Education beyond high school has long been an onramp to success in our state and nation. It’s an onramp that needs to be open on fair terms to everyone. But we haven’t yet created the broad access to opportunities after high school that Washington students need to pursue the jobs of the future.

What should we do?

Let’s start by establishing in this year’s state budget a dedicated workforce education investment fund that will create the learning opportunities that our state’s families need and deserve. A new fund can do this in three ways.

First, let’s expand access for all deserving students with more funding for financial aid like the state need grant, guaranteeing this grant is available to all who are eligible. And let’s make it usable for the broader range of 21st century learning opportunities that have become important. Currently, the state need grant can be used at eligible institutions. It’s a broad list but not fully representative of all of the ways students will learn in the future.

Second, let’s expand the state’s learning opportunities in all areas of postsecondary education. Many of today’s students and tomorrow’s workforce will benefit by pursuing career pathways that take them through community and technical colleges or apprenticeships, with counseling support to provide students from all backgrounds the help they need to complete their education and seek a new job.

And third, let’s expand capacity at our public community and technical colleges and our four-year colleges and universities so deserving students can obtain the credentials our employers are requiring. Some of the funds would go toward increasing capacity for high-demand fields. Too many talented local students today encounter disappointment because we lack room in our programs in critical high-demand fields like nursing, engineering and computer science.

How should we do this?

In a word, carefully. Increased public investment makes sense only with controls and oversight that will ensure money is spent effectively. In short, with additional funding we need heightened accountability.

Advertising

Why do this now?

We must act now when our economy is healthy. We need to structure a dedicated fund that will better ride out and resist budget cuts when, sooner or later, we inevitably confront the next recession.

Recessions are terrible for the state’s budget for learning opportunities beyond high school.
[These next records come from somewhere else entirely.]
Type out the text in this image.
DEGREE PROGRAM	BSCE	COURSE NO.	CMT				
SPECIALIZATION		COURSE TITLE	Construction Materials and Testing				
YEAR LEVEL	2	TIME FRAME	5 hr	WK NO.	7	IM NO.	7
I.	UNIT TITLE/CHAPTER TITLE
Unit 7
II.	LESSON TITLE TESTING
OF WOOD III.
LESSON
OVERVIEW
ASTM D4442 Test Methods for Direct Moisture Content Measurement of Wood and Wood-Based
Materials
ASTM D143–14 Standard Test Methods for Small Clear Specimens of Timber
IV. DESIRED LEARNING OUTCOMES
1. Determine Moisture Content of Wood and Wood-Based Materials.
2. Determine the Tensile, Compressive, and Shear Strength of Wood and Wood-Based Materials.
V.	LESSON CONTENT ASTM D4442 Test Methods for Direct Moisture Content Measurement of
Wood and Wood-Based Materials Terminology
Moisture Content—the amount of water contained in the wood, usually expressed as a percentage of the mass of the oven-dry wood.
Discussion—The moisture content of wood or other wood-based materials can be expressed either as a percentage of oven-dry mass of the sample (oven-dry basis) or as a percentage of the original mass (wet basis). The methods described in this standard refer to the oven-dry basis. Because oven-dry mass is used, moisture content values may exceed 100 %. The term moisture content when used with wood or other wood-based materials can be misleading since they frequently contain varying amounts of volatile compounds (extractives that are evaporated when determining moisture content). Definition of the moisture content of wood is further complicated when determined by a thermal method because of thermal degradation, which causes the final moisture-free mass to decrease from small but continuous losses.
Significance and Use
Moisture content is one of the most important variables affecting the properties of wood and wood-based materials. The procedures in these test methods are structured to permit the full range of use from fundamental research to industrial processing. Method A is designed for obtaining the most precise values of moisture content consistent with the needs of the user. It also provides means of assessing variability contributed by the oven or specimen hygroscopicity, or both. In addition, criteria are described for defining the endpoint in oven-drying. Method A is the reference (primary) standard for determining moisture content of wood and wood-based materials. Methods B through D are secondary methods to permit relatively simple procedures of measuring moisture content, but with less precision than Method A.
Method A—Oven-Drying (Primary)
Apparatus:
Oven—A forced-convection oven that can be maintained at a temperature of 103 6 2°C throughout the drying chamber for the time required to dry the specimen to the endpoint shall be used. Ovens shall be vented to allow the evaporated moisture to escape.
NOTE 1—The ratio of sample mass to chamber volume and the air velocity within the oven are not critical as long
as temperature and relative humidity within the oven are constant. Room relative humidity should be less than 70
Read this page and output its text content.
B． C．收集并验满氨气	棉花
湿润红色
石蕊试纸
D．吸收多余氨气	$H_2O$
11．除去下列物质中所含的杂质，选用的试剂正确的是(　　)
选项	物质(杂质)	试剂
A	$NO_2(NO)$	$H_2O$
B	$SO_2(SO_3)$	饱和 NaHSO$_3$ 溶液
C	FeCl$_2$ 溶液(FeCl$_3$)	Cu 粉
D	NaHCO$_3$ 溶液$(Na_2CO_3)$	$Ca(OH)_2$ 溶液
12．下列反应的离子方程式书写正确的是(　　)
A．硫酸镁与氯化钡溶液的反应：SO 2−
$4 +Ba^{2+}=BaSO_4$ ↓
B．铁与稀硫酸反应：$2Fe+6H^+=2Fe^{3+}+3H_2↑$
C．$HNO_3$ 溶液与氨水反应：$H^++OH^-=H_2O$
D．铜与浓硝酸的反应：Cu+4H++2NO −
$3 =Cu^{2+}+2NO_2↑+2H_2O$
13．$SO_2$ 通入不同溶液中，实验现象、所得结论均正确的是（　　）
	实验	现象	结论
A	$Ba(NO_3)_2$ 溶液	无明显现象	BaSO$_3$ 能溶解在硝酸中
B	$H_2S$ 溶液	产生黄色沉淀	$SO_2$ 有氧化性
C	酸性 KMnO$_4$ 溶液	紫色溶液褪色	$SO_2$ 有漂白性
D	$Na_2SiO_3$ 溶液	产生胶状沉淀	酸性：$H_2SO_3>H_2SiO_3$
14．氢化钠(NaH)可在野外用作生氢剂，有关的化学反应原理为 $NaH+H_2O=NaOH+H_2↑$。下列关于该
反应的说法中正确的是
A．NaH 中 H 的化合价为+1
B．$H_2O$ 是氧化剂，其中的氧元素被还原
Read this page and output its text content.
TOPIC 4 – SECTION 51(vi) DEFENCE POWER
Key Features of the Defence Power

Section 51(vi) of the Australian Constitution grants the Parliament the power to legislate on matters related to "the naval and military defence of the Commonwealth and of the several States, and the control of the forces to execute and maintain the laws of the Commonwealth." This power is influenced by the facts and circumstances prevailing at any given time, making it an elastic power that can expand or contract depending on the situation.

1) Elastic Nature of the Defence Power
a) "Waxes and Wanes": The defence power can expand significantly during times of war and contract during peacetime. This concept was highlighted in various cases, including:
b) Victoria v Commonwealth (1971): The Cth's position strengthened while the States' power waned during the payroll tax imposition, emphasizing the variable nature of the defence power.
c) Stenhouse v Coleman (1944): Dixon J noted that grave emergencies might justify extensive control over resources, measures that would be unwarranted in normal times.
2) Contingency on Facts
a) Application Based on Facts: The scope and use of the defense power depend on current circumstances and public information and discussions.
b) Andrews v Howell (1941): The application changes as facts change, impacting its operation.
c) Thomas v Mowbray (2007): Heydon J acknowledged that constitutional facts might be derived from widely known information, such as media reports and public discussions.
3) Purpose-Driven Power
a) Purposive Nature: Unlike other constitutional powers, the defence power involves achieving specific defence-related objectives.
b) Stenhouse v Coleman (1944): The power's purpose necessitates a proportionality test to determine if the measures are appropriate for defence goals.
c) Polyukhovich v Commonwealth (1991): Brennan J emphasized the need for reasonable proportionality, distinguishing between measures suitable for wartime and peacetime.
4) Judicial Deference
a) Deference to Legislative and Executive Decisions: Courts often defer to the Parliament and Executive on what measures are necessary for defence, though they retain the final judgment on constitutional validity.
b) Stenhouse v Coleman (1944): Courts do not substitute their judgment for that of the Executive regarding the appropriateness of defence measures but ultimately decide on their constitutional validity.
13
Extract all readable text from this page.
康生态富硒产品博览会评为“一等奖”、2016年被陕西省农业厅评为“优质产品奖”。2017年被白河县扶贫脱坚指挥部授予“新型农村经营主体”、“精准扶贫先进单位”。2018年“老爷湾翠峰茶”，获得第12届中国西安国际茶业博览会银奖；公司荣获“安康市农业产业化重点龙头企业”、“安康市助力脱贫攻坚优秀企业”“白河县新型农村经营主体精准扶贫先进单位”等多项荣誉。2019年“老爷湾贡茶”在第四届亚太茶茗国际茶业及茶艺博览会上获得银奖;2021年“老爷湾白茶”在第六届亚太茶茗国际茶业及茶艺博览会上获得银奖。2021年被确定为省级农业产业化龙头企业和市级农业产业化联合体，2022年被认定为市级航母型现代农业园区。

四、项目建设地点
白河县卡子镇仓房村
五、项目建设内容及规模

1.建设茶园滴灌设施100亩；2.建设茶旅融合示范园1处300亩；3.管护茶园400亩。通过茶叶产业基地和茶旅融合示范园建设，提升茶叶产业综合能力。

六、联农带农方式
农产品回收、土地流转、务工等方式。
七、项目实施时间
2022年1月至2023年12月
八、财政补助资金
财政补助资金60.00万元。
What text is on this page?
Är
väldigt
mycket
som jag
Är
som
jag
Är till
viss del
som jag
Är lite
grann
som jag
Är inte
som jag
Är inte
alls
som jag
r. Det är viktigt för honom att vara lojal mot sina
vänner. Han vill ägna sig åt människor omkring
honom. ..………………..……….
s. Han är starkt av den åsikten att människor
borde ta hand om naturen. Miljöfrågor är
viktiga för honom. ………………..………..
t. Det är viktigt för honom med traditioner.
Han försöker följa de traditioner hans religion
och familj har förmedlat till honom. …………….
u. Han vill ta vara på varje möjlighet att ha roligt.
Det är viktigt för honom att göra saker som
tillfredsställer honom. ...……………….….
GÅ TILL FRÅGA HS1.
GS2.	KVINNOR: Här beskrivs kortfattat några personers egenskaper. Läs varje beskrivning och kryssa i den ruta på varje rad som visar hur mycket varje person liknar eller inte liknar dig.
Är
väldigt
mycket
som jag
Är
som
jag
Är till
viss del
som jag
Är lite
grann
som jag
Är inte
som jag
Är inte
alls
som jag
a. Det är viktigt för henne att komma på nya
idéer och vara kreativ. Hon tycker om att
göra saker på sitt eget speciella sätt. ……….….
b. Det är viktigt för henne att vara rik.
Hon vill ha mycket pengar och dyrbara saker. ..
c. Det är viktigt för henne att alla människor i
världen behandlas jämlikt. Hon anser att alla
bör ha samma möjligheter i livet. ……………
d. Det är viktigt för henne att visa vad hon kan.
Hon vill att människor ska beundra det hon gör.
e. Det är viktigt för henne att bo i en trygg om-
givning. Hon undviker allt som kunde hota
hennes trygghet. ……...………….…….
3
One big reason is that many other parts of the budget are protected by effective legal restrictions, while higher education has none. As we learned from the budget cuts and consequent steep tuition hikes at the height of the last recession, the only time we can “recession proof” this part of the budget is before a recession arrives by creating a controlled and dedicated fund for this purpose.

How should we pay for this?

That’s always the hardest question. But we can chart a sensible and reasonable path by learning from the past. Twice since 1993, the state has increased the Business and Occupation (B&O) rate on services, once to 2.5 percent and once to 1.8 percent, to address a funding need. After a few years the rate has returned to 1.5 percent.

We can generate the revenue for a workforce education fund by returning the B&O rate to 1.8 percent, but in two ways different from the past. First, rather than apply this increase to all businesses, confine it to those that most depend on — and will benefit from — hiring these skilled employees. This means firms that provide professional, engineering, technical and other similar services.

And second, let’s ask the largest companies in the tech sector, which are the largest employers of high-skilled talent, to do a bit more. This means that the largest tech companies would pay somewhat more than the 1.8 percent rate.

Let’s use this opportunity to create in our state at least a partial antidote to the current lack of access to new skills and higher education that’s bothering the nation. Let’s build and “recession proof” a workforce education fund that’s open on fair terms to everyone.

Access to a fair deal has always constituted a fundamental ingredient of the American dream. Let’s nurture this dream for all the families of Washington state.